Deputados no Parlamento Europeu consideram que posição do Conselho Europeu, relativamente ao mecanismo que condiciona o acesso aos fundos europeus ao respeito pelo Estado de direito, peca por falta de ambição.
Os eurodeputados consideram que o Conselho Europeu não está a ser muito ambicioso no que diz respeito às condições de acesso aos fundos comunitários.
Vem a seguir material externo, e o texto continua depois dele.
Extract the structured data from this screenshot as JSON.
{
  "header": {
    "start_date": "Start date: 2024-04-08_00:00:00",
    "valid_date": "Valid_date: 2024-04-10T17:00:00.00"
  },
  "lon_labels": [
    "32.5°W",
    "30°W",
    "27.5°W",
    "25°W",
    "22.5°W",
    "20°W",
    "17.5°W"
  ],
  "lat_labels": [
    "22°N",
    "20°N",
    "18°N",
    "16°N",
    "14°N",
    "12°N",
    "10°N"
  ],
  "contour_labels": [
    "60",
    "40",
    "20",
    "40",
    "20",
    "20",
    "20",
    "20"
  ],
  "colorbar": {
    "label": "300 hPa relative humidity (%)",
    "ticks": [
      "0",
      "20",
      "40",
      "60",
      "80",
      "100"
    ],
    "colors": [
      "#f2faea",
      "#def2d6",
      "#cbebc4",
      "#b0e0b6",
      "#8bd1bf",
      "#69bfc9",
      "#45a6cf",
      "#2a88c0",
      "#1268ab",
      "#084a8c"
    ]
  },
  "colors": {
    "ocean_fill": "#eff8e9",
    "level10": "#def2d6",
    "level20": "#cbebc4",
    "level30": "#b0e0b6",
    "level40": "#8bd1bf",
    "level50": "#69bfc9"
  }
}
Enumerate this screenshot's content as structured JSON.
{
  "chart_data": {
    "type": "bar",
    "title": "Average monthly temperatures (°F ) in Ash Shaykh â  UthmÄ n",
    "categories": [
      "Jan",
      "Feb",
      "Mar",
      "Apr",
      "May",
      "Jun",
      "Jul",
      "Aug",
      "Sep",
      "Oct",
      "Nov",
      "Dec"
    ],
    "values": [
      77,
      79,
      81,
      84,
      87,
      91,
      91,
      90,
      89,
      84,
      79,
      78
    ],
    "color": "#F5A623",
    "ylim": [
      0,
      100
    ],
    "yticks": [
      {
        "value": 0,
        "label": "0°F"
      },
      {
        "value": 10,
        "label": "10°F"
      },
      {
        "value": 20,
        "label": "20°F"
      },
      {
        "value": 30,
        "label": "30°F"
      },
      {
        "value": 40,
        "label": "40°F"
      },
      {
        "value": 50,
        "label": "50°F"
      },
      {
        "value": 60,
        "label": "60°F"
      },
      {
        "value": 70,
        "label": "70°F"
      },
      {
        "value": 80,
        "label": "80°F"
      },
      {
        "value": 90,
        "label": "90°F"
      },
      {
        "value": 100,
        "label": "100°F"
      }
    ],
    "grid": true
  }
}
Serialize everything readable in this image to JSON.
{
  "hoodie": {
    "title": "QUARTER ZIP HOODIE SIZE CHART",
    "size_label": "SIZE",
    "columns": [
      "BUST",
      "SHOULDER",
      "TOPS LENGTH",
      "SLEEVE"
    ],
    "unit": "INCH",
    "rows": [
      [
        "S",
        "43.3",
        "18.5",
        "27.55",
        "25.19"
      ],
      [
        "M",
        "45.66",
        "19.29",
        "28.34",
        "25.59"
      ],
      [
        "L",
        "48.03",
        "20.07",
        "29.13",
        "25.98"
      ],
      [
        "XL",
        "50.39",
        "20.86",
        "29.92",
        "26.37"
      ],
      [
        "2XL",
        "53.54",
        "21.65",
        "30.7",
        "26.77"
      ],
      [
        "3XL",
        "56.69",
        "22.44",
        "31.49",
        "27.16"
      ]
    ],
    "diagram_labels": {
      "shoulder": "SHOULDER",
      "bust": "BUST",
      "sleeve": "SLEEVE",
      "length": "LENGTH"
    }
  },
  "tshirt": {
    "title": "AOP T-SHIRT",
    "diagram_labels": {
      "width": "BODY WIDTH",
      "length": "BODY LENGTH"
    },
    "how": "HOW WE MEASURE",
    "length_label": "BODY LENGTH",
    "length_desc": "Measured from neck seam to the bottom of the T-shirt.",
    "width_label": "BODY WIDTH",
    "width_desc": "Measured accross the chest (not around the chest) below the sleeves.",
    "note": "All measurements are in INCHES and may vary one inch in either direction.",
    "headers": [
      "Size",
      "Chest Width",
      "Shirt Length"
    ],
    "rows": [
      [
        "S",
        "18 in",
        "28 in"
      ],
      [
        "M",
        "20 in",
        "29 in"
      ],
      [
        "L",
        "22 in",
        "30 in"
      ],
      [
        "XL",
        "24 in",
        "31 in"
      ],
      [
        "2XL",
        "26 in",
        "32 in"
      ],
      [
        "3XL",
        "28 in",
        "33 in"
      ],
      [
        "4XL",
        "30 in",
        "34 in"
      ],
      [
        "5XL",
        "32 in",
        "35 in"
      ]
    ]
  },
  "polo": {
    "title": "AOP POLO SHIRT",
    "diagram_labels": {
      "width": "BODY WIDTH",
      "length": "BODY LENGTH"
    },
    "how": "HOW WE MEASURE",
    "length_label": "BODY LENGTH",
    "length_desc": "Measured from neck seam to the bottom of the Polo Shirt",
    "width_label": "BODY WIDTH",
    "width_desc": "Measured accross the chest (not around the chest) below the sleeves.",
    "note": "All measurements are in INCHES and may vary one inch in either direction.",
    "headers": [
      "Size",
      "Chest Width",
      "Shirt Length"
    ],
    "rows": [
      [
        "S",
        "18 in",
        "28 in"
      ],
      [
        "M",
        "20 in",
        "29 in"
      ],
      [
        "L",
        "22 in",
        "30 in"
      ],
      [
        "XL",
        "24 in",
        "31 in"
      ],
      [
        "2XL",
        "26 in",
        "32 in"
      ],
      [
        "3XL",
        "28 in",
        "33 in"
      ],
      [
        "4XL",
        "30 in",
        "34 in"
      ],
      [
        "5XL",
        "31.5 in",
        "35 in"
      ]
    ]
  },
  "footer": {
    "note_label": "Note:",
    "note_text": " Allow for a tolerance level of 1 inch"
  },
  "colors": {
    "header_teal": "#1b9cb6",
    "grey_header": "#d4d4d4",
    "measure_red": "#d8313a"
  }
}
Em concretos, os deputados do Parlamento Europeu consideram que a posição do Conselho Europeu sobre um mecanismo que condicione o acesso aos fundos da União Europeia (UE) ao respeito pelo Estado de direito “não é suficientemente ambiciosa”, indicam em comunicado.
“A condicionalidade relativa ao Estado de direito no âmbito das negociações sobre o orçamento plurianual da UE para 2021-2027 e o plano de recuperação foi ontem discutida no Parlamento Europeu (PE) com representantes da presidência alemã do Conselho da UE e da Comissão”, explicam.
“A maioria dos eurodeputados criticou a posição do Conselho sobre o mecanismo de condicionalidade do Estado de direito, adotada em 30 de setembro, considerando que a proposta dos Estados-Membros não permite a criação de um mecanismo eficaz”, acrescentam.
Os eurodeputados notam também que, uma vez que, alguns Estados-Membros têm perpetrado “contínuas violações do Estado de direito” e corrupção, Bruxelas “deve assegurar aos seus cidadãos e contribuintes uma proteção efetiva do orçamento da UE”.
Michael Roth, que falou esta segunda-feira em nome da presidência alemã do Conselho da UE, notou, segundo o comunicado, que o Parlamento Europeu e o Conselho “estão de acordo quanto à necessidade da criação deste instrumento” e pediu aos “colegisladores que aproximem as suas posições tendo em vista chegar a um acordo sobre esta proposta legislativa”.
Esta posição dos eurodeputados não é nova. Os parlamentares têm vindo a mostrar-se contra a falta de força que a posição apresentada pela Comissão em maio de 2018, no âmbito do pacote relativo ao próximo quadro financeiro plurianual (QFP). A proposta de Bruxelas condiciona precisamente a atribuição de financiamento comunitário ao respeito pelo Estado de direito.
Esta proposta – que tem ainda de ter de ser acordada com o Conselho da UE – dita as regras para a 2proteção do orçamento comunitário caso se verifiquem deficiências generalizadas no que diz respeito ao Estado de direito nos Estados-Membros”, como indica o comunicado.
O Parlamento Europeu tem vindo a defender que a Comissão Europeia possa aplicar medidas que incluam nomeadamente a “suspensão ou a redução do financiamento europeu de modo proporcional à natureza, à gravidade e ao âmbito das deficiências”.